Performing an Internal Audit on the Cost Estimating Process

G

goodnede

Can someone give me some advice or direction on performing an internal audit on the cost estimating process? I understand the bid and proposal process and have audited it several times but I am not sure how to approach an audit on the actual "bid amount" and is it accurate.
 

howste

Thaumaturge
Trusted Information Resource
Re: Cost Estimating Internal Audit

Can someone give me some advice or direction on performing an internal audit on the cost estimating process? I understand the bid and proposal process and have audited it several times but I am not sure how to approach an audit on the actual "bid amount" and is it accurate.
These should be determined by the process owner and the customer(s) of the process, not the auditor. Clause 8.2.3 of AS9100 requires that processes be monitored and/or measured, and they must demonstrate that process is achieving the planned results. You should be looking at the metrics they've established showing whether the process is effective or not. If it's not achieving the results they planned, then you should look at what they are doing about it.
 

John Broomfield

Leader
Super Moderator
Can someone give me some advice or direction on performing an internal audit on the cost estimating process? I understand the bid and proposal process and have audited it several times but I am not sure how to approach an audit on the actual "bid amount" and is it accurate.

Has this process has it been analyzed with the process and documented to the extent necessary for effective planning, operation and control?

Risk assessment may be key to successful estimating in your organization...

Estimating must result in the contracts you want.

Please do not audit this process until it has been analyzed and documented with or by the process owner...

When you have that please inform us of the objective of your audit...

Many thanks,

John
 
G

goodnede

Docmented procedures on cost estimating from all of the functional areas were approved this year.
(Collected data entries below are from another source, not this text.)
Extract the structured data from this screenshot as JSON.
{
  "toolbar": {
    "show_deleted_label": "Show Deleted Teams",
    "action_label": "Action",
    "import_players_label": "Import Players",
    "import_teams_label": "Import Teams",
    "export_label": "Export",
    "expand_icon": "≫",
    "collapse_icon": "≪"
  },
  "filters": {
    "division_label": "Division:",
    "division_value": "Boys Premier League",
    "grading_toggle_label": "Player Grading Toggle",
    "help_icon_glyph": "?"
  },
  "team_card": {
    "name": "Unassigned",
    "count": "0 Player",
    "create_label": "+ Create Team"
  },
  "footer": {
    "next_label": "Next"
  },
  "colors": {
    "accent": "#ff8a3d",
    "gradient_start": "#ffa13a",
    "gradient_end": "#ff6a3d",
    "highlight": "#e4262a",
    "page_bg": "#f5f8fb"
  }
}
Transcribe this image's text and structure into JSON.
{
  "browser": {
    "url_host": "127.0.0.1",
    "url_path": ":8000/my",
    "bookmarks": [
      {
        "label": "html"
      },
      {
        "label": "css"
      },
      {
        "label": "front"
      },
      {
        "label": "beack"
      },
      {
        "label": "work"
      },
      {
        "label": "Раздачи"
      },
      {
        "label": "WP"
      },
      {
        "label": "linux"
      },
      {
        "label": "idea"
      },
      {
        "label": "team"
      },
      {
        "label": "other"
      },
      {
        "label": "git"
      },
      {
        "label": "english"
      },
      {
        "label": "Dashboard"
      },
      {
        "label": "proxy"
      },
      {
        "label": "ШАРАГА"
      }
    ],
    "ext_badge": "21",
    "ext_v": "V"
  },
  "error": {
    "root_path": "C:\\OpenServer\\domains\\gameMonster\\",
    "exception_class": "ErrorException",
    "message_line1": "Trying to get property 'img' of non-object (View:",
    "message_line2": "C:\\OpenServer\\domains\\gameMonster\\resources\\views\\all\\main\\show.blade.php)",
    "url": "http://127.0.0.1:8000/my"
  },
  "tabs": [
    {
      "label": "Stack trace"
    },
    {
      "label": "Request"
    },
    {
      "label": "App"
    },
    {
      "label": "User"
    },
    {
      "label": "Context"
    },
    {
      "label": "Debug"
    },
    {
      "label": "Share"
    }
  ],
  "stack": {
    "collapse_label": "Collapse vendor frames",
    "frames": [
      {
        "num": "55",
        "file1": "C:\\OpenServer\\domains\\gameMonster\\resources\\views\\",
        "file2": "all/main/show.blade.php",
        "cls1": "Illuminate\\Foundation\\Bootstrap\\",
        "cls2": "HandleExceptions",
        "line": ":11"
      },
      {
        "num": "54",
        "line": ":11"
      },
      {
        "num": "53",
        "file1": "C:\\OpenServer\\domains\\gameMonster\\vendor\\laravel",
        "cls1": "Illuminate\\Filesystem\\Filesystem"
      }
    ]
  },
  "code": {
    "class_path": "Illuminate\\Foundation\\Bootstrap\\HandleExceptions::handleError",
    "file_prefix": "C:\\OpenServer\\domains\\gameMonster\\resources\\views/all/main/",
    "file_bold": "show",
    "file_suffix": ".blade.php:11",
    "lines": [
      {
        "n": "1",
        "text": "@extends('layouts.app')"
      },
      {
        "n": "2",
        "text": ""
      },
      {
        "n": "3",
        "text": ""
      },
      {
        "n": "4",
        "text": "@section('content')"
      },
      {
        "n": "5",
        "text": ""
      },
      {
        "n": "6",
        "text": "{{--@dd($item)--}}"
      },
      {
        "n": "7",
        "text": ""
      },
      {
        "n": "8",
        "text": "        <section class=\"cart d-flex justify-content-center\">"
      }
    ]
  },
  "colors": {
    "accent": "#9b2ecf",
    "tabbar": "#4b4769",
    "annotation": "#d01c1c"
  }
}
A request was made to audit them and verify that they were being followed and accurate bids were being submitted. I have verified they follow the procedure they submitted and was approved but I couldn't say yes or no that the bids were accurate. The responses so far have cleared my vision a little and now I realize what I need to report......Thanks for your help.
 

John Broomfield

Leader
Super Moderator
Docmented procedures on cost estimating from all of the functional areas were approved this year. A request was made to audit them and verify that they were being followed and accurate bids were being submitted. I have verified they follow the procedure they submitted and was approved but I couldn't say yes or no that the bids were accurate. The responses so far have cleared my vision a little and now I realize what I need to report......Thanks for your help.

Sounds as if you are now ready to audit the estimating process (across the functional areas) for its effectiveness (see clause 4.1c). Ask the auditees how they know their bids are accurate if necessary to verify the effectiveness of your estimating process. As auditor you should not do this for them.
 

Sidney Vianna

Post Responsibly
Leader
Admin
Seems to me that this could get extremely convoluted in a second. Cost estimating is a sub-process of bidding, which is a sub-process of sales.

If we treat every sub-process as a macro process with performance indicator expectations, we can create a bureaucratic nightmare, with no end. An organization can have a very effective cost estimating activity and lose all bids. To me, it makes sense that the cost estimating is assessed as component of the sales process. If our sales goals are not being reached, it can be attributed to many factors, accuracy of cost estimation being one of them.

Be very careful if you expect to see KPI's (or any means of process effectiveness) for every micro or sub-process. You might doing your organization a disservice.
 

John Broomfield

Leader
Super Moderator
Seems to me that this could get extremely convoluted in a second. Cost estimating is a sub-process of bidding, which is a sub-process of sales.

If we treat every sub-process as a macro process with performance indicator expectations, we can create a bureaucratic nightmare, with no end. An organization can have a very effective cost estimating activity and lose all bids. To me, it makes sense that the cost estimating is assessed as component of the sales process. If our sales goals are not being reached, it can be attributed to many factors, accuracy of cost estimation being one of them.

Be very careful if you expect to see KPI's (or any means of process effectiveness) for every micro or sub-process. You might doing your organization a disservice.

Excellent point, it sounds almost as if the shortage of sales is being blamed on inaccurate estimating and instead of solving the problem management is asking for an audit...
 
C

Cornwap

Hi

A different industry from yours, but when auditing the the estimating process in civil engineering companies the biggest issue I have found is the overall control of the data used to formulate the cost rather than the process itself.

Even with a centralised system quantity surveyors start creating their own spreadsheets "because they are easier to use" and nobody notices until it's too late. It might be different in aerospace but imho still worth a look.